Method NINCO FPR95↓ ImageNet-O FPR95↓ ImageNetOOD FPR95↓ Avg. FPR95↓ Avg. AUROC↑
MCM 79.67 75.85 80.98 78.83 77.15
MaxLogit 79.41 77.15 75.85 77.47 76.96
GL-MCM 74.38 72.35 79.16 75.30 74.74
LogitGap 76.83 72.35 76.37 75.18 79.23
LogitGap* 77.42 71.95 75.40 74.92 79.41

Ablation Study (Few-shot Setting, Combined with Other Methods)

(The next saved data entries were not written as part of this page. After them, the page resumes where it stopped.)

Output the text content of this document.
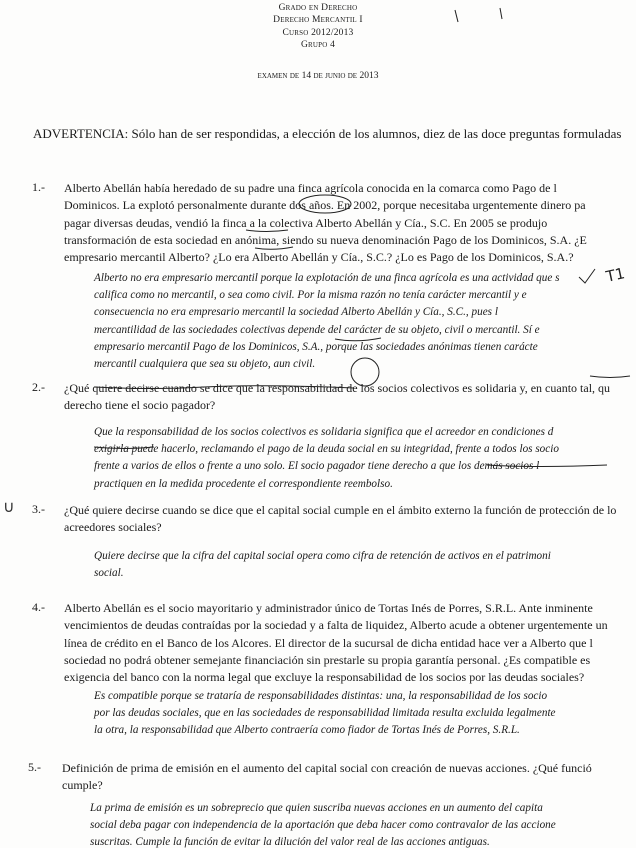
Grado en Derecho
Derecho Mercantil I
Curso 2012/2013
Grupo 4
examen de 14 de junio de 2013
ADVERTENCIA: Sólo han de ser respondidas, a elección de los alumnos, diez de las doce preguntas formuladas
1.- Alberto Abellán había heredado de su padre una finca agrícola conocida en la comarca como Pago de l
Dominicos. La explotó personalmente durante dos años. En 2002, porque necesitaba urgentemente dinero pa
pagar diversas deudas, vendió la finca a la colectiva Alberto Abellán y Cía., S.C. En 2005 se produjo
transformación de esta sociedad en anónima, siendo su nueva denominación Pago de los Dominicos, S.A. ¿E
empresario mercantil Alberto? ¿Lo era Alberto Abellán y Cía., S.C.? ¿Lo es Pago de los Dominicos, S.A.?
T1
Alberto no era empresario mercantil porque la explotación de una finca agrícola es una actividad que s
califica como no mercantil, o sea como civil. Por la misma razón no tenía carácter mercantil y e
consecuencia no era empresario mercantil la sociedad Alberto Abellán y Cía., S.C., pues l
mercantilidad de las sociedades colectivas depende del carácter de su objeto, civil o mercantil. Sí e
empresario mercantil Pago de los Dominicos, S.A., porque las sociedades anónimas tienen carácte
mercantil cualquiera que sea su objeto, aun civil.
2.- ¿Qué quiere decirse cuando se dice que la responsabilidad de los socios colectivos es solidaria y, en cuanto tal, qu
derecho tiene el socio pagador?
Que la responsabilidad de los socios colectivos es solidaria significa que el acreedor en condiciones d
exigirla puede hacerlo, reclamando el pago de la deuda social en su integridad, frente a todos los socio
frente a varios de ellos o frente a uno solo. El socio pagador tiene derecho a que los demás socios l
practiquen en la medida procedente el correspondiente reembolso.
∪ 3.- ¿Qué quiere decirse cuando se dice que el capital social cumple en el ámbito externo la función de protección de lo
acreedores sociales?
Quiere decirse que la cifra del capital social opera como cifra de retención de activos en el patrimoni
social.
4.- Alberto Abellán es el socio mayoritario y administrador único de Tortas Inés de Porres, S.R.L. Ante inminente
vencimientos de deudas contraídas por la sociedad y a falta de liquidez, Alberto acude a obtener urgentemente un
línea de crédito en el Banco de los Alcores. El director de la sucursal de dicha entidad hace ver a Alberto que l
sociedad no podrá obtener semejante financiación sin prestarle su propia garantía personal. ¿Es compatible es
exigencia del banco con la norma legal que excluye la responsabilidad de los socios por las deudas sociales?
Es compatible porque se trataría de responsabilidades distintas: una, la responsabilidad de los socio
por las deudas sociales, que en las sociedades de responsabilidad limitada resulta excluida legalmente
la otra, la responsabilidad que Alberto contraería como fiador de Tortas Inés de Porres, S.R.L.
5.- Definición de prima de emisión en el aumento del capital social con creación de nuevas acciones. ¿Qué funció
cumple?
La prima de emisión es un sobreprecio que quien suscriba nuevas acciones en un aumento del capita
social deba pagar con independencia de la aportación que deba hacer como contravalor de las accione
suscritas. Cumple la función de evitar la dilución del valor real de las acciones antiguas.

Method Avg. FPR95↓ Avg. AUROC↑
CoOp (1-shot) 80.60 74.78
CoOp + LogitGap* (1-shot) 78.67 77.02
ID-Like (1-shot) 79.07 71.40
ID-Like + LogitGap* (1-shot) 71.68 78.48
CoOp (4-shot) 79.09 76.17
CoOp + LogitGap* (4-shot) 76.49 78.41

Key Findings

  • LogitGap achieves state-of-the-art performance in both zero-shot and few-shot settings: average FPR95 is reduced by 3.65% (ImageNet) and 5.78% (ImageNet-100) compared to MCM.
  • Strong complementarity with few-shot methods: ID-Like + LogitGap* reduces FPR95 from 79.07 to 71.68 and improves AUROC from 71.40 to 78.48.
  • Applicable to conventionally trained models: not limited to CLIP; effective on ResNet as well.
  • top-N selection consistently improves performance: LogitGap* generally outperforms LogitGap with a fixed \(N = 20\%K\).

Highlights & Insights

  • Extreme simplicity: the method requires no training, no additional data, and no model modification — the scoring function reduces to a single formula.
  • Solid theoretical foundation: Theorem 4.1 establishes a rigorous FPR upper bound relationship between LogitGap and MCM, going beyond purely empirical justification.
  • Strong composability: can serve as a drop-in replacement for any logit-based OOD scoring function.
  • Deep insight: the difference in logit distribution shape between ID and OOD samples (peaked vs. flat) is an underexploited discriminative cue that LogitGap makes explicit.
  • Principled hyperparameter selection: the choice of \(N\) is formulated as a mean-gap maximization problem, avoiding blind search.

Limitations & Future Work

  • Near-semantic OOD detection remains challenging: when OOD data is semantically close to ID data (e.g., ImageNet-10 vs. ImageNet-20), the improvement from LogitGap diminishes.
  • Adaptive \(N\) selection relies on OOD simulation: the assumption of approximating OOD data via interpolation and noise injection may not generalize to all scenarios.
  • Restricted to logit-based models: a complete logit vector output is required, rendering the method inapplicable to certain black-box APIs.
  • Combination with feature-based methods unexplored: approaches such as Mahalanobis distance and KNN may be complementary to LogitGap.
  • Potential for nonlinear logit transformations: the current approach relies on linear gaps; whether superior nonlinear exploitations exist remains an open question.
  • vs. MCM: MCM implicitly leverages logit information via softmax but loses absolute values; LogitGap explicitly utilizes the gap, preserving complete information.
  • vs. MaxLogit: MaxLogit considers only the maximum value; LogitGap exploits the shape of the entire logit distribution.
  • vs. GL-MCM: GL-MCM introduces local feature cues; LogitGap operates purely at the logit level and is more lightweight.
  • vs. Energy: the energy score is another global logit utilization strategy; LogitGap exploits logit gaps rather than log-sum-exp, yielding better performance.

Rating

  • Novelty: ⭐⭐⭐⭐ — Explicit exploitation of logit gaps offers a fresh perspective, though the core formula is remarkably simple (which is also a strength).
  • Experimental Thoroughness: ⭐⭐⭐⭐⭐ — Covers zero-shot, few-shot, and conventionally trained settings with diverse ID/OOD combinations and comprehensive ablation experiments.
  • Writing Quality: ⭐⭐⭐⭐⭐ — Theoretical analysis is clear and rigorous; figures are intuitive (the score distribution comparison in Fig. 1 is particularly convincing).
  • Value: ⭐⭐⭐⭐ — High practical value (zero-cost replacement), though the theoretical contribution is relatively incremental.